Auch vakuumverpackte Lebensmittel wie Räucherfisch und Wurstwaren (beliebte Mitbringsel aus dem Urlaub) können eine Quelle für Botulismus-Erkrankungen sein (vgl. Pressedienst von BgVV und RKI 16/00 vom 10. August 2000). Besonders betroffen sind mild gesalzene und wenig abgetrocknete Produkte wie Räucherfisch oder vergleichbare Fleischerzeugnisse. Vakuumverpackungen können zwar die Vermehrung von Mikroorganismen verhindern, die auf Sauerstoff angewiesen sind. Vor einer Botulismusinfektion schützen sie aber nicht, weil Clostridien gerade in
der sauerstofffreien Umgebung einer Vakuumverpackung auskeimen und sich vermehren können.
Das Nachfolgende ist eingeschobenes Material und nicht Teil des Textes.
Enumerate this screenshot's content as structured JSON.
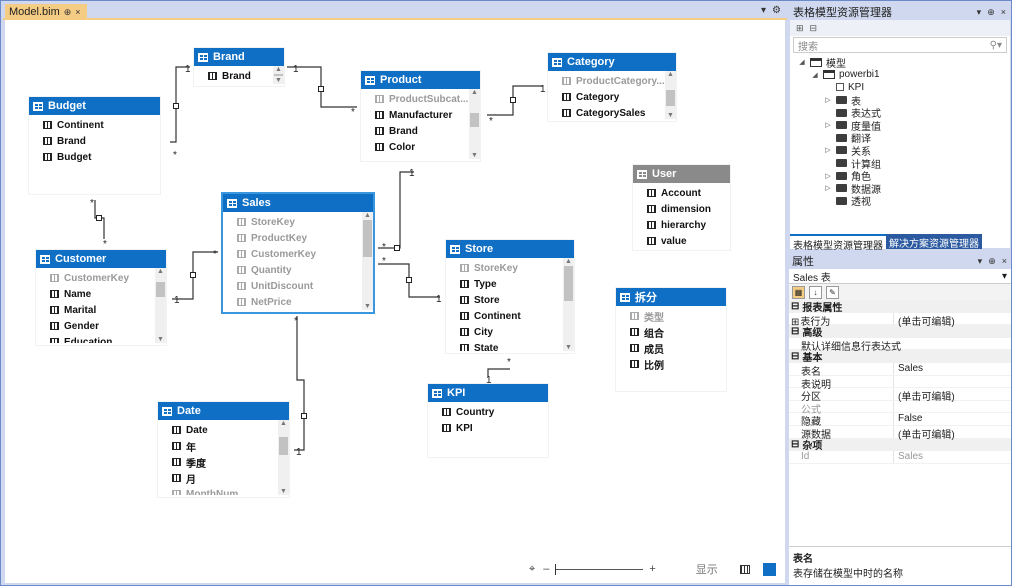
{
  "doc": {
    "tab": "Model.bim",
    "pin": "⊕",
    "close": "×"
  },
  "tables": [
    {
      "id": "brand",
      "title": "Brand",
      "fields": [
        {
          "name": "Brand",
          "hidden": false
        }
      ]
    },
    {
      "id": "budget",
      "title": "Budget",
      "fields": [
        {
          "name": "Continent",
          "hidden": false
        },
        {
          "name": "Brand",
          "hidden": false
        },
        {
          "name": "Budget",
          "hidden": false
        }
      ]
    },
    {
      "id": "product",
      "title": "Product",
      "fields": [
        {
          "name": "ProductSubcat...",
          "hidden": true
        },
        {
          "name": "Manufacturer",
          "hidden": false
        },
        {
          "name": "Brand",
          "hidden": false
        },
        {
          "name": "Color",
          "hidden": false
        },
        {
          "name": "...",
          "hidden": false
        }
      ]
    },
    {
      "id": "category",
      "title": "Category",
      "fields": [
        {
          "name": "ProductCategory...",
          "hidden": true
        },
        {
          "name": "Category",
          "hidden": false
        },
        {
          "name": "CategorySales",
          "hidden": false
        }
      ]
    },
    {
      "id": "user",
      "title": "User",
      "fields": [
        {
          "name": "Account",
          "hidden": false
        },
        {
          "name": "dimension",
          "hidden": false
        },
        {
          "name": "hierarchy",
          "hidden": false
        },
        {
          "name": "value",
          "hidden": false
        }
      ]
    },
    {
      "id": "sales",
      "title": "Sales",
      "fields": [
        {
          "name": "StoreKey",
          "hidden": true
        },
        {
          "name": "ProductKey",
          "hidden": true
        },
        {
          "name": "CustomerKey",
          "hidden": true
        },
        {
          "name": "Quantity",
          "hidden": true
        },
        {
          "name": "UnitDiscount",
          "hidden": true
        },
        {
          "name": "NetPrice",
          "hidden": true
        }
      ]
    },
    {
      "id": "customer",
      "title": "Customer",
      "fields": [
        {
          "name": "CustomerKey",
          "hidden": true
        },
        {
          "name": "Name",
          "hidden": false
        },
        {
          "name": "Marital",
          "hidden": false
        },
        {
          "name": "Gender",
          "hidden": false
        },
        {
          "name": "Education",
          "hidden": false
        }
      ]
    },
    {
      "id": "store",
      "title": "Store",
      "fields": [
        {
          "name": "StoreKey",
          "hidden": true
        },
        {
          "name": "Type",
          "hidden": false
        },
        {
          "name": "Store",
          "hidden": false
        },
        {
          "name": "Continent",
          "hidden": false
        },
        {
          "name": "City",
          "hidden": false
        },
        {
          "name": "State",
          "hidden": false
        }
      ]
    },
    {
      "id": "split",
      "title": "拆分",
      "fields": [
        {
          "name": "类型",
          "hidden": true
        },
        {
          "name": "组合",
          "hidden": false
        },
        {
          "name": "成员",
          "hidden": false
        },
        {
          "name": "比例",
          "hidden": false
        }
      ]
    },
    {
      "id": "kpi",
      "title": "KPI",
      "fields": [
        {
          "name": "Country",
          "hidden": false
        },
        {
          "name": "KPI",
          "hidden": false
        }
      ]
    },
    {
      "id": "date",
      "title": "Date",
      "fields": [
        {
          "name": "Date",
          "hidden": false
        },
        {
          "name": "年",
          "hidden": false
        },
        {
          "name": "季度",
          "hidden": false
        },
        {
          "name": "月",
          "hidden": false
        },
        {
          "name": "MonthNum",
          "hidden": true
        }
      ]
    }
  ],
  "cardinality": {
    "one": "1",
    "many": "*"
  },
  "zoom": {
    "minus": "–",
    "plus": "+",
    "show": "显示"
  },
  "tmx": {
    "title": "表格模型资源管理器",
    "search_placeholder": "搜索",
    "tree": [
      {
        "label": "模型",
        "level": 0,
        "twist": "◢",
        "icon": "model"
      },
      {
        "label": "powerbi1",
        "level": 1,
        "twist": "◢",
        "icon": "model"
      },
      {
        "label": "KPI",
        "level": 2,
        "twist": "",
        "icon": "kpi"
      },
      {
        "label": "表",
        "level": 2,
        "twist": "▷",
        "icon": "folder"
      },
      {
        "label": "表达式",
        "level": 2,
        "twist": "",
        "icon": "folder"
      },
      {
        "label": "度量值",
        "level": 2,
        "twist": "▷",
        "icon": "folder"
      },
      {
        "label": "翻译",
        "level": 2,
        "twist": "",
        "icon": "folder"
      },
      {
        "label": "关系",
        "level": 2,
        "twist": "▷",
        "icon": "folder"
      },
      {
        "label": "计算组",
        "level": 2,
        "twist": "",
        "icon": "folder"
      },
      {
        "label": "角色",
        "level": 2,
        "twist": "▷",
        "icon": "folder"
      },
      {
        "label": "数据源",
        "level": 2,
        "twist": "▷",
        "icon": "folder"
      },
      {
        "label": "透视",
        "level": 2,
        "twist": "",
        "icon": "folder"
      }
    ],
    "tab_active": "表格模型资源管理器",
    "tab_other": "解决方案资源管理器"
  },
  "props": {
    "title": "属性",
    "selected": "Sales 表",
    "rows": [
      {
        "type": "cat",
        "label": "报表属性"
      },
      {
        "type": "row",
        "k": "表行为",
        "v": "(单击可编辑)",
        "plus": true
      },
      {
        "type": "cat",
        "label": "高级"
      },
      {
        "type": "lbl",
        "k": "默认详细信息行表达式"
      },
      {
        "type": "cat",
        "label": "基本"
      },
      {
        "type": "row",
        "k": "表名",
        "v": "Sales"
      },
      {
        "type": "row",
        "k": "表说明",
        "v": ""
      },
      {
        "type": "row",
        "k": "分区",
        "v": "(单击可编辑)"
      },
      {
        "type": "row",
        "k": "公式",
        "v": "",
        "dim": true
      },
      {
        "type": "row",
        "k": "隐藏",
        "v": "False"
      },
      {
        "type": "row",
        "k": "源数据",
        "v": "(单击可编辑)"
      },
      {
        "type": "cat",
        "label": "杂项"
      },
      {
        "type": "row",
        "k": "Id",
        "v": "Sales",
        "dim": true
      }
    ],
    "desc_title": "表名",
    "desc_text": "表存储在模型中时的名称"
  }
}
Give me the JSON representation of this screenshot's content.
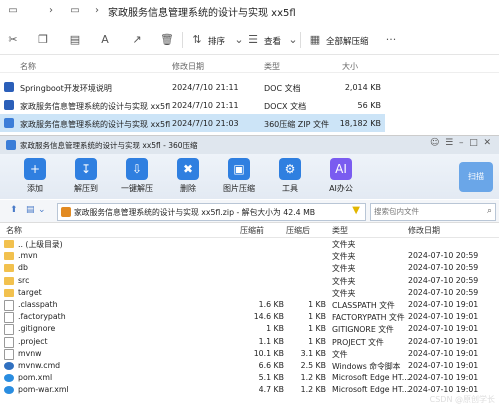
{
  "explorer": {
    "address_path": "家政服务信息管理系统的设计与实现 xx5fl",
    "toolbar": {
      "sort_label": "排序",
      "view_label": "查看",
      "extract_all_label": "全部解压缩"
    },
    "headers": [
      "名称",
      "修改日期",
      "类型",
      "大小"
    ],
    "rows": [
      {
        "name": "Springboot开发环境说明",
        "date": "2024/7/10 21:11",
        "type": "DOC 文档",
        "size": "2,014 KB"
      },
      {
        "name": "家政服务信息管理系统的设计与实现 xx5fl",
        "date": "2024/7/10 21:11",
        "type": "DOCX 文档",
        "size": "56 KB"
      },
      {
        "name": "家政服务信息管理系统的设计与实现 xx5fl",
        "date": "2024/7/10 21:03",
        "type": "360压缩 ZIP 文件",
        "size": "18,182 KB"
      }
    ]
  },
  "zipwin": {
    "title": "家政服务信息管理系统的设计与实现 xx5fl - 360压缩",
    "tools": [
      {
        "label": "添加",
        "icon": "add-icon",
        "color": "#2f7fe0"
      },
      {
        "label": "解压到",
        "icon": "extract-to-icon",
        "color": "#2f7fe0"
      },
      {
        "label": "一键解压",
        "icon": "one-click-extract-icon",
        "color": "#2f7fe0"
      },
      {
        "label": "删除",
        "icon": "delete-icon",
        "color": "#2f7fe0"
      },
      {
        "label": "图片压缩",
        "icon": "image-compress-icon",
        "color": "#2f7fe0"
      },
      {
        "label": "工具",
        "icon": "tools-icon",
        "color": "#2f7fe0"
      },
      {
        "label": "AI办公",
        "icon": "ai-office-icon",
        "color": "#7a5cf0"
      }
    ],
    "scan_label": "扫描",
    "path_text": "家政服务信息管理系统的设计与实现 xx5fl.zip - 解包大小为 42.4 MB",
    "search_placeholder": "搜索包内文件",
    "headers": [
      "名称",
      "压缩前",
      "压缩后",
      "类型",
      "修改日期"
    ],
    "rows": [
      {
        "name": ".. (上级目录)",
        "before": "",
        "after": "",
        "type": "文件夹",
        "date": "",
        "kind": "folder"
      },
      {
        "name": ".mvn",
        "before": "",
        "after": "",
        "type": "文件夹",
        "date": "2024-07-10 20:59",
        "kind": "folder"
      },
      {
        "name": "db",
        "before": "",
        "after": "",
        "type": "文件夹",
        "date": "2024-07-10 20:59",
        "kind": "folder"
      },
      {
        "name": "src",
        "before": "",
        "after": "",
        "type": "文件夹",
        "date": "2024-07-10 20:59",
        "kind": "folder"
      },
      {
        "name": "target",
        "before": "",
        "after": "",
        "type": "文件夹",
        "date": "2024-07-10 20:59",
        "kind": "folder"
      },
      {
        "name": ".classpath",
        "before": "1.6 KB",
        "after": "1 KB",
        "type": "CLASSPATH 文件",
        "date": "2024-07-10 19:01",
        "kind": "doc"
      },
      {
        "name": ".factorypath",
        "before": "14.6 KB",
        "after": "1 KB",
        "type": "FACTORYPATH 文件",
        "date": "2024-07-10 19:01",
        "kind": "doc"
      },
      {
        "name": ".gitignore",
        "before": "1 KB",
        "after": "1 KB",
        "type": "GITIGNORE 文件",
        "date": "2024-07-10 19:01",
        "kind": "doc"
      },
      {
        "name": ".project",
        "before": "1.1 KB",
        "after": "1 KB",
        "type": "PROJECT 文件",
        "date": "2024-07-10 19:01",
        "kind": "doc"
      },
      {
        "name": "mvnw",
        "before": "10.1 KB",
        "after": "3.1 KB",
        "type": "文件",
        "date": "2024-07-10 19:01",
        "kind": "doc"
      },
      {
        "name": "mvnw.cmd",
        "before": "6.6 KB",
        "after": "2.5 KB",
        "type": "Windows 命令脚本",
        "date": "2024-07-10 19:01",
        "kind": "app"
      },
      {
        "name": "pom.xml",
        "before": "5.1 KB",
        "after": "1.2 KB",
        "type": "Microsoft Edge HT...",
        "date": "2024-07-10 19:01",
        "kind": "edge"
      },
      {
        "name": "pom-war.xml",
        "before": "4.7 KB",
        "after": "1.2 KB",
        "type": "Microsoft Edge HT...",
        "date": "2024-07-10 19:01",
        "kind": "edge"
      }
    ]
  },
  "watermark": "CSDN @原创学长"
}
Die Vermehrung von Cl. botulinum und die Toxinbildung können in einer sauerstofffreien Atmosphäre bzw. einem Vakuum nur durch die gleichzeitige Kühlung (etwa im Bereich von -1 bis max. +7° C) verhindert werden. Die auf den Lebensmittelverpackungen angegebenen Lagertemperaturen sollten deshalb unbedingt eingehalten werden. Kühlakkus oder aktive Kühlboxen, die an das elektrische System von Autos angeschlossen werden, helfen beim Aufrechterhalten der Kühlkette.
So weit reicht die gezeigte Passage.